Additionally, and in conformance with the idea of promoting interactions that might not otherwise occur, CMS purports to cover only services using real time audio visual platforms. The reader will recall from a prior installment that most commentators include both real time audio visual links and asynchronous store-and-forward technologies as within the ambit of telemedicine. This does not mean all store-and-forward technology is excluded; to the contrary well-established practices like radiology and pathology are by fiat simply not considered to be telemedicine and are thus reimbursed.
CMS also dictates which providers can bill for telemedicine services, as well as the services that are covered. Specifically, CMS authorizes physicians, physician assistants, nurse practitioners, nurse midwives, clinical nurse specialists, clinical psychologists, clinical social workers, and registered dieticians and nutritionists to provide and bill for telemedicine services. The specific types of services for which CMS will reimburse include office visits, professional consultations, individual psychotherapy, individual pharmacology, transitional care management, group and individual medical nutrition therapy, and alcohol and other drug abuse counseling.

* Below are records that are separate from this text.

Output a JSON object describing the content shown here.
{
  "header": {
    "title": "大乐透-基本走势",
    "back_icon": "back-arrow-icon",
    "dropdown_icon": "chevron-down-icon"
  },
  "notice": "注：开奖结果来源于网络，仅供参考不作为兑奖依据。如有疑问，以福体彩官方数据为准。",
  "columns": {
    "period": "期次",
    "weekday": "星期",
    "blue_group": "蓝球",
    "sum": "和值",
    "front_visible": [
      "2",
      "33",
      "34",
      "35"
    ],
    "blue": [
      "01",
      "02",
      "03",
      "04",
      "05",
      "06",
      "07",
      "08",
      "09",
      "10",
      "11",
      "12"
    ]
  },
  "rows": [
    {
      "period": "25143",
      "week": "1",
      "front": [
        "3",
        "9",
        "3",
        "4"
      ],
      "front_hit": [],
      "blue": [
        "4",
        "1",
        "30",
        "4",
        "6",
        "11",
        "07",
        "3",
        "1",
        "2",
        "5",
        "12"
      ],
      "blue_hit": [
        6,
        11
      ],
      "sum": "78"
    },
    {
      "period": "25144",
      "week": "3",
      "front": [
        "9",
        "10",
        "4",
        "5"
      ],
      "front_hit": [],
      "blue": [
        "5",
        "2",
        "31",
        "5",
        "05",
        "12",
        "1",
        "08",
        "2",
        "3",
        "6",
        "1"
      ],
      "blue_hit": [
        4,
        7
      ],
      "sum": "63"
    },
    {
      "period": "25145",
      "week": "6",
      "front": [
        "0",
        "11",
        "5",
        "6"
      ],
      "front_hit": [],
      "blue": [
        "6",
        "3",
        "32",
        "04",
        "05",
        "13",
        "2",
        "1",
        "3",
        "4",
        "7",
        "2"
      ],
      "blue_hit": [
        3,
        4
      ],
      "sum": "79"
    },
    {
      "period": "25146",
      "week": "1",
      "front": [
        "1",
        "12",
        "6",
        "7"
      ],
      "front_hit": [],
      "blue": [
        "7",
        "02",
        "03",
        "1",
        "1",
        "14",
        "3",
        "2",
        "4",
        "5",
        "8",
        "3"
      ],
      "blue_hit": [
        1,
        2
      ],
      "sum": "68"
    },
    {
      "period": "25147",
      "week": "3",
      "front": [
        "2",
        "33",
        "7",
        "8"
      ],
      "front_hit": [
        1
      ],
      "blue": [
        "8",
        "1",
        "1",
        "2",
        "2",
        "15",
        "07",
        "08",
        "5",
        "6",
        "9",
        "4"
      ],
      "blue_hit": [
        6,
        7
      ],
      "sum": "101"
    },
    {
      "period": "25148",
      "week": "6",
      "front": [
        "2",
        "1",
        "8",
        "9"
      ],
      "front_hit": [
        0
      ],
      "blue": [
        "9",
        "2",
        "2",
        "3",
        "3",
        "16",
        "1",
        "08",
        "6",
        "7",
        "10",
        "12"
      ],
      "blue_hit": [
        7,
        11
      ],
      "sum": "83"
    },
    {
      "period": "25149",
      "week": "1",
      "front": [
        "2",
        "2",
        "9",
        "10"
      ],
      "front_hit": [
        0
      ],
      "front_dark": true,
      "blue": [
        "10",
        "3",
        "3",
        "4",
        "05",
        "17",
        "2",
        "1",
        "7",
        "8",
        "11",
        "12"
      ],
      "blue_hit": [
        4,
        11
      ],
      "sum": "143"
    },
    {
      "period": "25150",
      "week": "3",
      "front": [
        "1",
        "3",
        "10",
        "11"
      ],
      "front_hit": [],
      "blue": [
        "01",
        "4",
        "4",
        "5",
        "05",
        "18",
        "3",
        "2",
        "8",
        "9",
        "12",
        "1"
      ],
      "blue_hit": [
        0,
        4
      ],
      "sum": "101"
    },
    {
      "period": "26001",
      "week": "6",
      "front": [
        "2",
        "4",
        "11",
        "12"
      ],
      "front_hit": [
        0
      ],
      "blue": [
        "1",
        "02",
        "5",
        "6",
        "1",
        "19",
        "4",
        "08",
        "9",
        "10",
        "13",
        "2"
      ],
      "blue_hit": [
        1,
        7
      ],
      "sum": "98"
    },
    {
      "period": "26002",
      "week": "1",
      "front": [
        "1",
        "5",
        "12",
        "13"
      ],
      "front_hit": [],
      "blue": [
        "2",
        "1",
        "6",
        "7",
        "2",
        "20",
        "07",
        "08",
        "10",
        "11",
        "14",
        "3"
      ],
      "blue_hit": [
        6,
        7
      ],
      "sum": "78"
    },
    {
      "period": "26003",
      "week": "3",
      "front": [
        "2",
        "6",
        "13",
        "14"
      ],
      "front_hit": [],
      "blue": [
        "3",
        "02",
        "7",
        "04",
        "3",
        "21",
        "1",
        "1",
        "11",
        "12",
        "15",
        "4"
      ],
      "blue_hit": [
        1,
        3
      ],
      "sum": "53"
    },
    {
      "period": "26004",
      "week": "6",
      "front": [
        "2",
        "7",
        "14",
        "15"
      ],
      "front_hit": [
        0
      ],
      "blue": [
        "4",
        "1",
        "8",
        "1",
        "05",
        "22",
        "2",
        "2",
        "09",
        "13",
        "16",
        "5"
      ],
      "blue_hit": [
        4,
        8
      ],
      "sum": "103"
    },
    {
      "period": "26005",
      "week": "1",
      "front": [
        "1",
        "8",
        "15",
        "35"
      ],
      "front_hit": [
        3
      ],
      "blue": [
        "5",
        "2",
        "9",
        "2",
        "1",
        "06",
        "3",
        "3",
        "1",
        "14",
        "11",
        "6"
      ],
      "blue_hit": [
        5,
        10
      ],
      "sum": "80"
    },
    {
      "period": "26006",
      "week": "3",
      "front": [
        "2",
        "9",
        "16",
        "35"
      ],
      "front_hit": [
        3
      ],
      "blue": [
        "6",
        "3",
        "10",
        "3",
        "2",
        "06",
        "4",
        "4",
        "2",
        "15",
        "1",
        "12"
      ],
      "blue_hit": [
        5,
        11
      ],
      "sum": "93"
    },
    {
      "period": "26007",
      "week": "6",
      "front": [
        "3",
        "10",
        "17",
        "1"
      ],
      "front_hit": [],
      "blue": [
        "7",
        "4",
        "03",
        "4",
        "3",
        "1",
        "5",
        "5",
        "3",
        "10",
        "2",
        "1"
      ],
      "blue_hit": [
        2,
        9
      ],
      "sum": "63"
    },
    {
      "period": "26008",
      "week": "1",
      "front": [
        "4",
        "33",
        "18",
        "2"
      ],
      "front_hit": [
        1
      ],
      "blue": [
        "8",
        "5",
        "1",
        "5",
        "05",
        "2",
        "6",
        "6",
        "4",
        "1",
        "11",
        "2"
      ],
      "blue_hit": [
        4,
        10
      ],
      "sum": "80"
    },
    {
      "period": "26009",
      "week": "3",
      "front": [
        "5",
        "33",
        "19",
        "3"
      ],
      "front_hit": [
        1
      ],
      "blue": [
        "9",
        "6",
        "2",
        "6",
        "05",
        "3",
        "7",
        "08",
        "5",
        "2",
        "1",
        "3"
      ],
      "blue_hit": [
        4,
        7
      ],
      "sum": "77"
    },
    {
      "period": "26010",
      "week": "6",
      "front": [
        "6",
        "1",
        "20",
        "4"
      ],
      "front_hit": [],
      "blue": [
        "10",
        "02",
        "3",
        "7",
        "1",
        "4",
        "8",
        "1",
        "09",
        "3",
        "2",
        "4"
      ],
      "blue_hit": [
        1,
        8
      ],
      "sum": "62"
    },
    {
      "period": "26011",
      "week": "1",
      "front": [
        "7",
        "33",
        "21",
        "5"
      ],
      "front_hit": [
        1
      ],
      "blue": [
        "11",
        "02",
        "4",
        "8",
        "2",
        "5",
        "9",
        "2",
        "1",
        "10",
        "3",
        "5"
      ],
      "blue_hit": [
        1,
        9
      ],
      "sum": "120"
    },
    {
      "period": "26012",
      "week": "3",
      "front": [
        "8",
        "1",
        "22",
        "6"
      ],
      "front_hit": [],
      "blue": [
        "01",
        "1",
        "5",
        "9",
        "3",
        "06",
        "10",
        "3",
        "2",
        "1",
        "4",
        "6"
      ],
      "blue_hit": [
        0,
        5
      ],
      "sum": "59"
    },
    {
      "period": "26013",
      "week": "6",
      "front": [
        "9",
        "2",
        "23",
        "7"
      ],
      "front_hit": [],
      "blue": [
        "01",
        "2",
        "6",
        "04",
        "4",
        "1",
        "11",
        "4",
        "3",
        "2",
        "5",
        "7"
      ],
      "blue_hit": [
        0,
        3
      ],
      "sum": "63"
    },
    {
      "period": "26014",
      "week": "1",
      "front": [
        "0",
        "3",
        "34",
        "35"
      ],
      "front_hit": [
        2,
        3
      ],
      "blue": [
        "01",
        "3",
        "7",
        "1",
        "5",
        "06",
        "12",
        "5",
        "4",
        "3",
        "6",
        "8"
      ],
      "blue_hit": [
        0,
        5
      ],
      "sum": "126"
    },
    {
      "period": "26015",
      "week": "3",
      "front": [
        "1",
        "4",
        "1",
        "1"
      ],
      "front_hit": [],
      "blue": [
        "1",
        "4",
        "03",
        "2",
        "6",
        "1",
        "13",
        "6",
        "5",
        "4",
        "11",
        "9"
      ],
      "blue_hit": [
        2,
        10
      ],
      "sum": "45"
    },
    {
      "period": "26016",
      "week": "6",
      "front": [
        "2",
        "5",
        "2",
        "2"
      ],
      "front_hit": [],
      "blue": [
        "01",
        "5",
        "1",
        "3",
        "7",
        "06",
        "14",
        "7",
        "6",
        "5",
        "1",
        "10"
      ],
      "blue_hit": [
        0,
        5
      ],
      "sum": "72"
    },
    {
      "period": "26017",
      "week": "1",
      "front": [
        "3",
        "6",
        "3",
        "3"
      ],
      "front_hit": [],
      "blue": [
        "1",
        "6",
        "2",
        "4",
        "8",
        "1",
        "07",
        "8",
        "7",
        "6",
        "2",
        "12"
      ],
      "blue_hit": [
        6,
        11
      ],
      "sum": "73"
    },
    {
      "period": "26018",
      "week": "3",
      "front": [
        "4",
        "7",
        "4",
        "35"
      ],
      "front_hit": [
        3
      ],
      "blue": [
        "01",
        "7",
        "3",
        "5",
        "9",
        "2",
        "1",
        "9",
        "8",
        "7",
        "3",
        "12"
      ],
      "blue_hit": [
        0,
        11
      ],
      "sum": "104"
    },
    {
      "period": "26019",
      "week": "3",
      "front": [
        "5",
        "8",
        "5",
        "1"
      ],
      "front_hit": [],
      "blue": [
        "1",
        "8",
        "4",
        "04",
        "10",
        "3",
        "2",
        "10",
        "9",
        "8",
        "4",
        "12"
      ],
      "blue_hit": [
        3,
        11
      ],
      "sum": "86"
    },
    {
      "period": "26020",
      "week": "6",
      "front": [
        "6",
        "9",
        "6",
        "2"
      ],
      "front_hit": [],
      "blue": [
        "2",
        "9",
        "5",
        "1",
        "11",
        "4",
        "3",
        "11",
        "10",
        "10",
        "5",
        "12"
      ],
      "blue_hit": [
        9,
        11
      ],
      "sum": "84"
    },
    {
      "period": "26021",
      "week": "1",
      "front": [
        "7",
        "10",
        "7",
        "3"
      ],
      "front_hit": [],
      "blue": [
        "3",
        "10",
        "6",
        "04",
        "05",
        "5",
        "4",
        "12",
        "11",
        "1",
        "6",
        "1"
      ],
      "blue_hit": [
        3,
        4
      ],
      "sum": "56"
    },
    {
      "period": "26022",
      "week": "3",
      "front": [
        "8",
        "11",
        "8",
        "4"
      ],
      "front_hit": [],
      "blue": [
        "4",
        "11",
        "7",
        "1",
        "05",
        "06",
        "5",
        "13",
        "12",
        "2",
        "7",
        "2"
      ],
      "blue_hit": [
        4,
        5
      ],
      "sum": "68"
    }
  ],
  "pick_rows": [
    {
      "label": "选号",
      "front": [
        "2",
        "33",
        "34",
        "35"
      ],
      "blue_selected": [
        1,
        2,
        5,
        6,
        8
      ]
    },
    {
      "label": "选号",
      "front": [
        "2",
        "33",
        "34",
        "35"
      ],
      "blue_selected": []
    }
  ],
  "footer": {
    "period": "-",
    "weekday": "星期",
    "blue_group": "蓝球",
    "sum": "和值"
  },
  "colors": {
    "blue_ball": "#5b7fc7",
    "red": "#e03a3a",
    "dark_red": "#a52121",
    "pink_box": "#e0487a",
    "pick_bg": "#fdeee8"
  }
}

While the list of these providers and services covers many things, the list is part of a “go slow” approach articulated by CMS. Each year, it considers new services and providers. Also, one must remember that these are all generally providers licensed by their respective states and which have a scope-of-practice limitations imposed on them by their licensing bodies. Simply because CMS identifies something as a service for which it would reimburse does not mean that the service is either authorized by state telemedicine licensing or that the provider is specifically licensed to provide the service.
Against this background, there is enormous pressure being exerted by employers and others who see cost saving promises to hasten CMS expansion and persuade private insurers to adopt more lenient standards for reimbursement. One of the great growth areas for this expansion is the privately funded health plans of large employers who are also integrating other telehealth protocols into their workplace plans.
Over time, it is presumed that these practices will coalesce into uniform standards, but for the time being, they are not. Nevertheless, understanding where the regulations are presently and how they came to be can help one understand where growth and expansion are likely to occur. In the next installment, we look at additional regulatory structures that have influenced and restricted the growth of telemedicine.